Around the same time, amid outrage over the separation of migrant children from their parents at the southern border, Melania took a trip to see one of the camps where kids were interned. She wore a jacket from Zara with big white letters on the back that read, "I REALLY DON'T CARE, DO U?"
"The fact that she put it on her back and wore it shows how weak the support around her is," says Jordan. In any other first lady's office, someone would have told her it would look as if she were saying she didn't care about the kids. Melania had actually issued a statement condemning the Trump administration's child separation policy; Jordan was told she got cross that her stepdaughter, Ivanka, seemed to be trying to take credit for stopping it. Jordan was told that the jacket was partly a message to Ivanka.
In the White House, Melania's parents often stay. They also visit Trump's New Jersey golf club, where they summer. He and Melania's father do not always see eye to eye, according to former housekeepers there. When Trump threw away a red cap he often wore, Melania's mother thought it might suit her husband, unaware of an unwritten rule at the club that only Trump could wear a red cap on the grounds. Trump demanded that Viktor take it off.
Trump and his wife had a "strange marriage", the housekeeper thought. The family was often in the same room but seldom seemed to interact.
Jordan thinks, however, that in many ways the relationship is tight. Melania was the one who wanted Trump to get serious about a political run, she writes.
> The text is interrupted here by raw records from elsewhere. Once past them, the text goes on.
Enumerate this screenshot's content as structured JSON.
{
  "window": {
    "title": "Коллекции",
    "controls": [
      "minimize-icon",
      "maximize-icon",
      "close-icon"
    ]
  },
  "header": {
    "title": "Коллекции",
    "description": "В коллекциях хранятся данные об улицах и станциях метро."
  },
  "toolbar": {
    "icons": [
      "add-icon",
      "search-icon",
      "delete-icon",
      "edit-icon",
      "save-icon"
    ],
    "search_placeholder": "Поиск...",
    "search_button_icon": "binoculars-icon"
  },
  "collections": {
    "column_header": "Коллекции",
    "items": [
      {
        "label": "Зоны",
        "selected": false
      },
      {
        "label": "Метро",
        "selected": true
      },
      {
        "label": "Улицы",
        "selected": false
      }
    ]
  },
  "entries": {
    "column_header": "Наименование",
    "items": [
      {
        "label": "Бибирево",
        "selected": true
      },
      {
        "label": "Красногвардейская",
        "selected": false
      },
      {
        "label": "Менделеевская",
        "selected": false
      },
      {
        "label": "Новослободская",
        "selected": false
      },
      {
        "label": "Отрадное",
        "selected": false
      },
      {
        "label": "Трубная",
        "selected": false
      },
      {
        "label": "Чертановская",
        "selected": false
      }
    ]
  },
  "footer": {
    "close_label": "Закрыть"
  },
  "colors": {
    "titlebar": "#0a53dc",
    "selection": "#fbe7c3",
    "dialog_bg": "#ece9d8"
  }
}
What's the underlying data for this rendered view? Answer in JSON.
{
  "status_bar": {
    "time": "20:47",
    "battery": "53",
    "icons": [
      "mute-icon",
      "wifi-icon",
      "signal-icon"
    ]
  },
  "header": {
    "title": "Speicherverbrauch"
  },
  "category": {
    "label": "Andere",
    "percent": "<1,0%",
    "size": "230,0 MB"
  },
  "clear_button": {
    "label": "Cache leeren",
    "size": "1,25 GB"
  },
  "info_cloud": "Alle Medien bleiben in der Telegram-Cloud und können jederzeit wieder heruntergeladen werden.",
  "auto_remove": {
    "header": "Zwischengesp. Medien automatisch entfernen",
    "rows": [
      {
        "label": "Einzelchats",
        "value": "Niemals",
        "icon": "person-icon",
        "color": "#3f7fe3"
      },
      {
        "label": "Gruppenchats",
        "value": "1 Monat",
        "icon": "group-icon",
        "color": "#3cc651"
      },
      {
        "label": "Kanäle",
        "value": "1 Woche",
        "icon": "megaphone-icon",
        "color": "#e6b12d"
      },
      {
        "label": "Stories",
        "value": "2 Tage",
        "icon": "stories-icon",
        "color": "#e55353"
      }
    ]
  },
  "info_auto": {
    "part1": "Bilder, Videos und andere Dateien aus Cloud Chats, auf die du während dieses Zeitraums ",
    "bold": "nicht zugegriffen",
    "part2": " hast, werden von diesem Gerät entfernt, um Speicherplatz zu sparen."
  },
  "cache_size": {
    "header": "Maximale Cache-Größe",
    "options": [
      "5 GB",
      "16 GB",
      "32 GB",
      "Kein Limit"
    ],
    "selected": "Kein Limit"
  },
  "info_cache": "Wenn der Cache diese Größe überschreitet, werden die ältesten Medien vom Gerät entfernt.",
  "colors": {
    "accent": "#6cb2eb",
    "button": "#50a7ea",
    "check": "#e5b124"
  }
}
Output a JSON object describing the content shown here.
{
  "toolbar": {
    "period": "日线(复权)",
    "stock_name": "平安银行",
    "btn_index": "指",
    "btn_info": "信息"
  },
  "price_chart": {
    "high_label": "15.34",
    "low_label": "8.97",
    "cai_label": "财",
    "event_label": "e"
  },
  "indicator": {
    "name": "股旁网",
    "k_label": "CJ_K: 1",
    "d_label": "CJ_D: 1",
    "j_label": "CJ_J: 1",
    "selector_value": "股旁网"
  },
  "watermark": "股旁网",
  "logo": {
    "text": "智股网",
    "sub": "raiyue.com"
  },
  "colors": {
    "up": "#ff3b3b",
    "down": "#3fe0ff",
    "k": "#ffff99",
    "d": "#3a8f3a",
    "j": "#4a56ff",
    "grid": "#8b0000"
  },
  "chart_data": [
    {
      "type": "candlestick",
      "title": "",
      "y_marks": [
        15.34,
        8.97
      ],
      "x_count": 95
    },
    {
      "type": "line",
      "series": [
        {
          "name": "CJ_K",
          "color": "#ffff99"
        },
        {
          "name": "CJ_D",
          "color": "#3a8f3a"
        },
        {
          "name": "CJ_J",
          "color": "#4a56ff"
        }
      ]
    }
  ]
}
She always wants him to succeed: often she seems the only person he can turn to who always has his best interests at heart. Jordan says Trump picked Mike Pence as his vice-president on Melania's recommendation, reasoning that the other candidates would be vying for Trump's job. "To be clear, she's not weighing in on economic policy, Middle East policy," says Jordan. "But she does weigh in on personnel issues."
Often, when it looks as if she is "trolling" her husband, she is actually working with him, to help him change direction on something, Jordan says. "Over and over again, I would say, wow, the theme there is not what it first appears. Just like when you see her looking unhappy, it's not always what it appears."